Voici le texte de Marc Pomerleau qui lui a valu le prix pour la meilleure communication à l’occasion de la Journée d’études en traduction qui s’est tenue à l'Université de Montréal en 2014.

Des traducteurs activistes en Catalogne

Par Marc Pomerleau

Depuis 2010, les relations entre l’Espagne et la Catalogne sont à couteaux tirés. Dans la foulée d’une querelle constitutionnelle – à laquelle s’ajoutent d’autres désaccords –, l’indépendantisme a pris de l’ampleur au sein de la population. En 2012, dans ce contexte tendu, divers acteurs de la société civile ont fondé l’Assemblée nationale catalane (ANC) afin de mener à bon port le projet d’indépendance politique. En plus d’être représentée géographiquement par des assemblées territoriales régionales (Gérone, Tarragone, etc.) et extérieures (Pays basque, France, Québec, etc.), l’ANC est divisée en assemblées sectorielles (historiens, entrepreneurs, immigrants, etc.). Pour leur part, les langagiers se sont mobilisés en créant l’Assemblée sectorielle professionnelle Traducteurs, correcteurs, interprètes et transcripteurs pour l’indépendance (TCITxI)1.

Les origines

Dans une entrevue qu’elle nous a accordée en juin 2015 à l’Antic Teatre de Barcelone, la coordonnatrice des Traducteurs pour l’indépendance (pour faire plus court) Esther Roig précise que dès la création de l’ANC en 2012, elle et un groupe de traducteurs en sont venus à la conclusion qu'ils devaient s'impliquer d'une façon ou d'une autre. À l’origine, ils voulaient discuter de l’organisation de la profession dans un état indépendant. Peu à peu, et au fil des demandes formulées par l’administration centrale de l’ANC et d’autres assemblées sectorielles, la traduction et la révision de documents se sont imposées comme principales activités du groupe, qui offre également des services de rédaction, d’interprétation et de transcription2.

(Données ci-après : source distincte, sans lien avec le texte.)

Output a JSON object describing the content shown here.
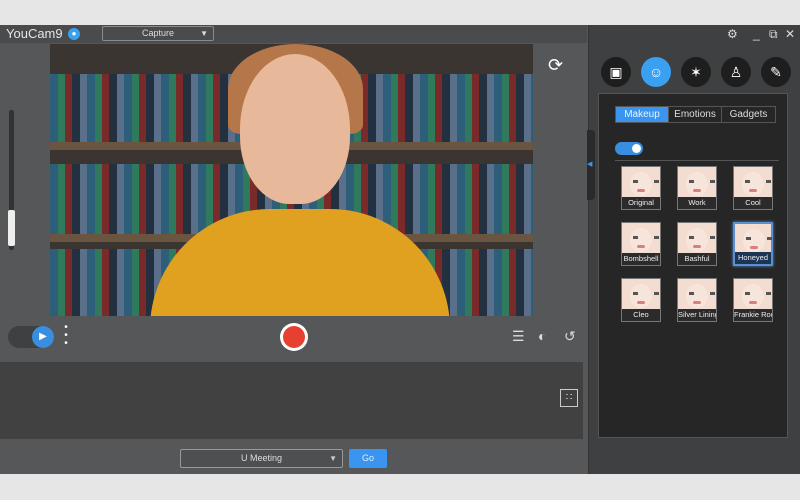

Dans leur manifeste, les Traducteurs pour l’indépendance lancent un appel aux professionnels de la langue et à toutes les associations du secteur pour qu’ils se joignent à eux en appuyant l’indépendance et en participant au processus en cours, parce que « l’indépendance de la Catalogne est une condition indispensable pour la survie du catalan »3. Sur son site Web ANC Llengua le groupe indique qu’il ne faut pas laisser passer ce moment historique et qu’il faut mettre les professions langagières au service du processus d’indépendance. Concrètement, il s’agit pour eux de « diffuser les raisons qui justifient le bien-fondé de la création d’un État propre et indépendant pour la Catalogne », « traduire du catalan vers d’autres langues les documents de l’ANC », « traduire en catalan ce qui se dit du processus catalan dans la presse d’Europe et d’autres continents », « veiller à la correction linguistique des textes produits par l’ANC » et « compiler et, au besoin, créer la terminologie propre au processus d’indépendance »4. En somme, précise-t-on sur le site Web, les Traducteurs pour l’indépendance veulent mettre leurs « aptitudes de médiateurs culturels à contribution dans le cadre du projet global de l'ANC », c’est-à-dire l’indépendance de la Catalogne.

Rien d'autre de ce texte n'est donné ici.